De fait le ralentissement du marché du luxe, porté par la Place Vendôme, a mené à un certain atterrissage du secteur. La hausse du cours de l’or a clairement perturbé une année très inégale, tandis que l’instabilité internationale et politique ainsi que le manque de confiance ont affaibli un marché censé faire envie et faire rêver.
Pour Guillaume Adam, secrétaire du syndicat France Horlogerie (ex-Chambre française de l’horlogerie et des microtechniques), le pôle de ses adhérents aurait quand même enregistré «malgré un contexte compliqué» une activité en croissance de 7 % en 2023 et de 3 % en 2024.
Estimé à environ 3,5 milliards d’euros par Francéclat, le marché de l’horlogerie a poursuivi, selon Guillaume Adam, «sa trajectoire de croissance mais de manière plus modérée». Une croissance qu’il attribue notamment «à une forte propension à l’export dont la tendance reste positive».
L’export soutient le marché
«Les marques emblématiques de l’horlogerie française ont continué à enregistrer une forte demande à l’export. Cependant l’inflation et la hausse des coûts des matières premières ont légèrement modéré la rentabilité. Le secteur est toujours influencé par les nouvelles tendances et la quête de qualité ».
Cette tendance positive apparait notamment portée par la forte demande dans les segments de l’horlogerie de luxe et des montres connectées. La montre de luxe reste en particulier le moteur principal de cette dynamique avec une préférence marquée pour les modèles mécaniques.
Le segment des montres connectées connaît également un fort développement notamment auprès des jeunes consommateurs. Environ 20 % du marché serait désormais occupé par ces montres intelligentes plébiscitées en particulier pour leurs fonctions dans le sport et le bien-être.
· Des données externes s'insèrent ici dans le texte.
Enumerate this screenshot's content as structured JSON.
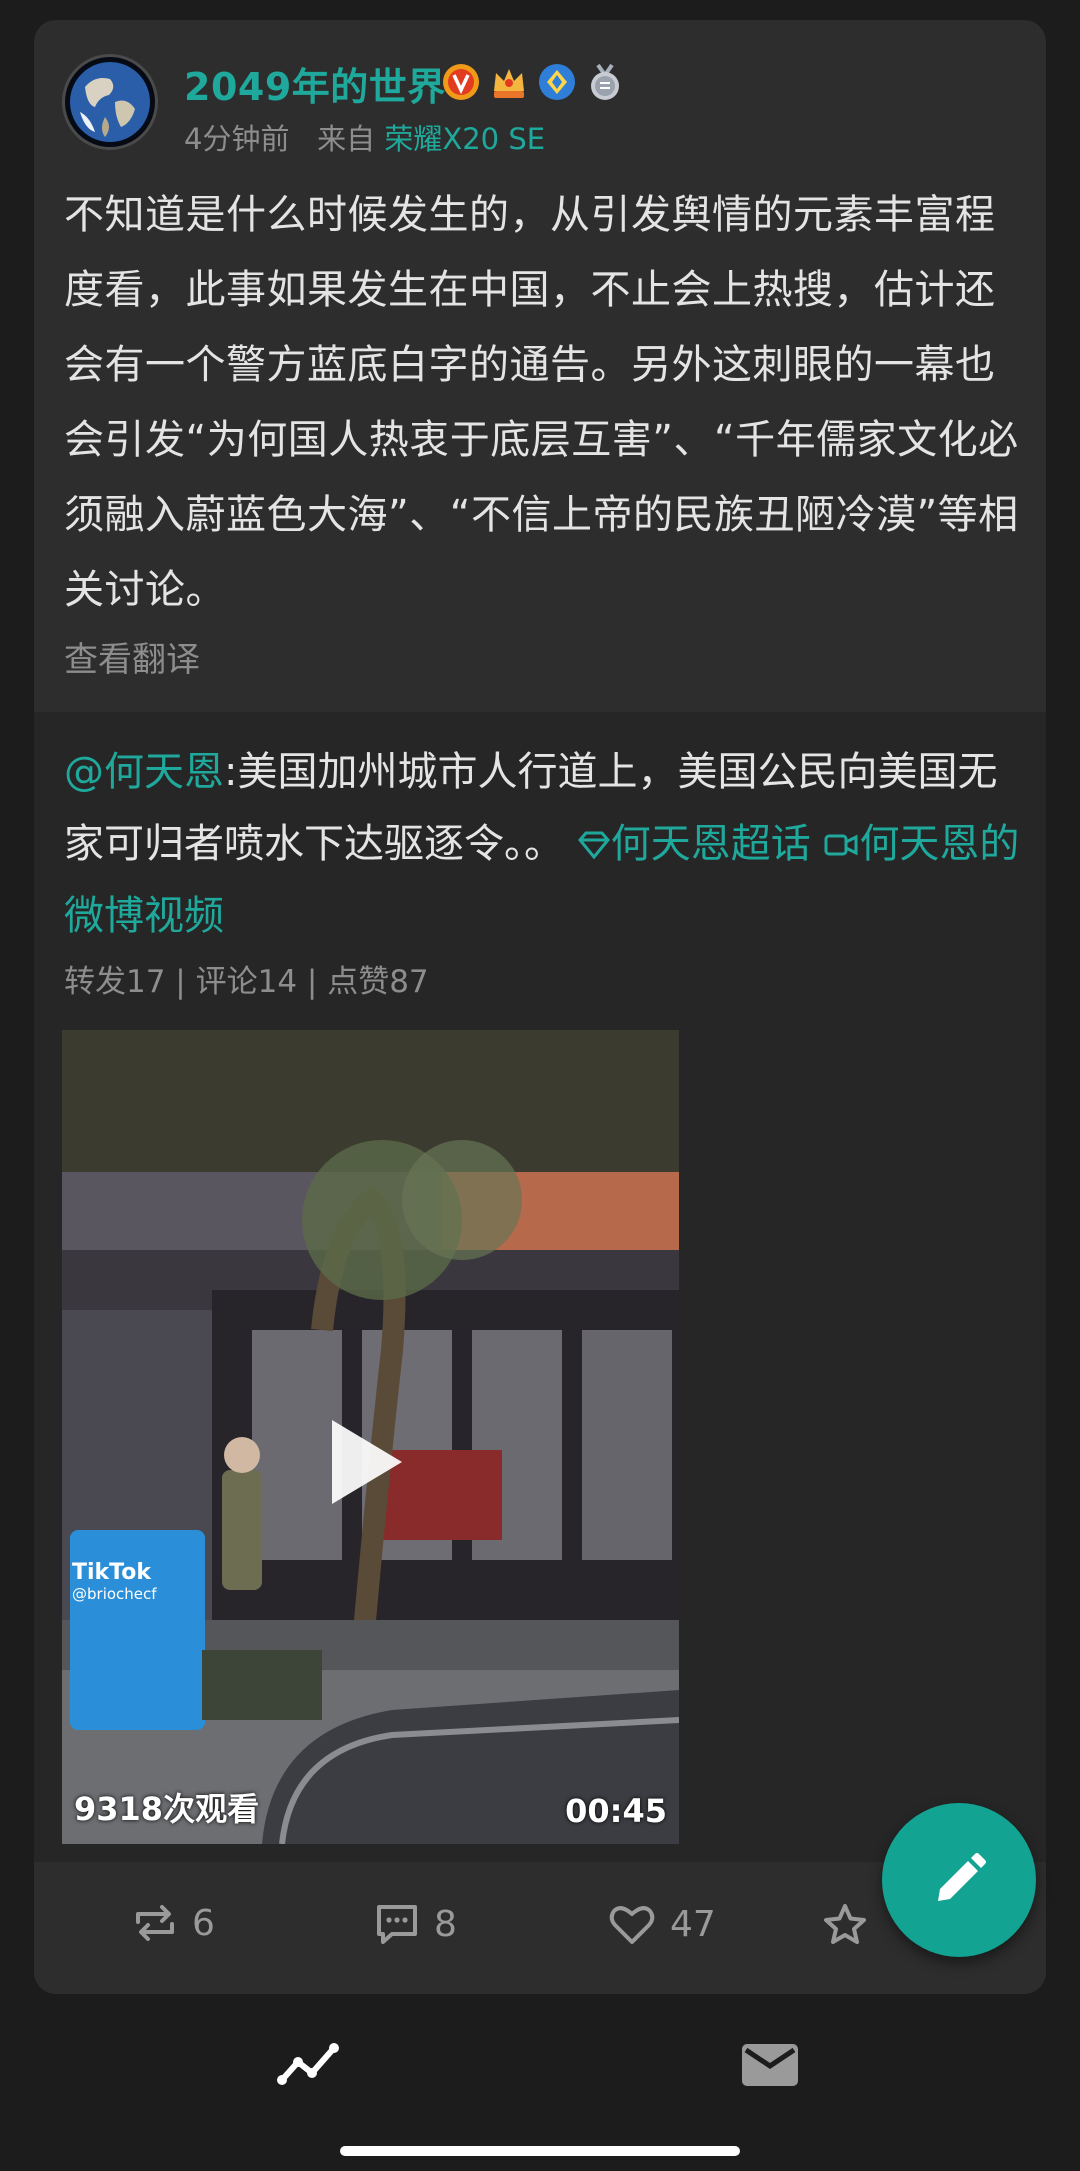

Réindustrialiser pour nourrir la dynamique du secteur
La tendance positive est aussi illustrée par la bonne santé de l’écosystème horloger qui voit des marques françaises historiques continuer de se développer tandis que «d’autres émergent chaque année et apportent de la vitalité au marché », souligne Guillaume Adam.
Selon lui, il existe de nombreux exemples d’investissements émanant de belles PME horlogères qui réintègrent des composants français dans tout ou dans une partie de leur fabrication et de jeunes marques avec des mouvements de fabrication française.
Un constat qu’il analyse comme l’enclenchement d’un mouvement de réindustrialisation de la filière. «On s’attache aujourd’hui à accompagner la réinternalisation des compétences et des savoir-faire traditionnels, et à favoriser de nouvelles compétences pour renforcer la production française de montres et de composants horlogers».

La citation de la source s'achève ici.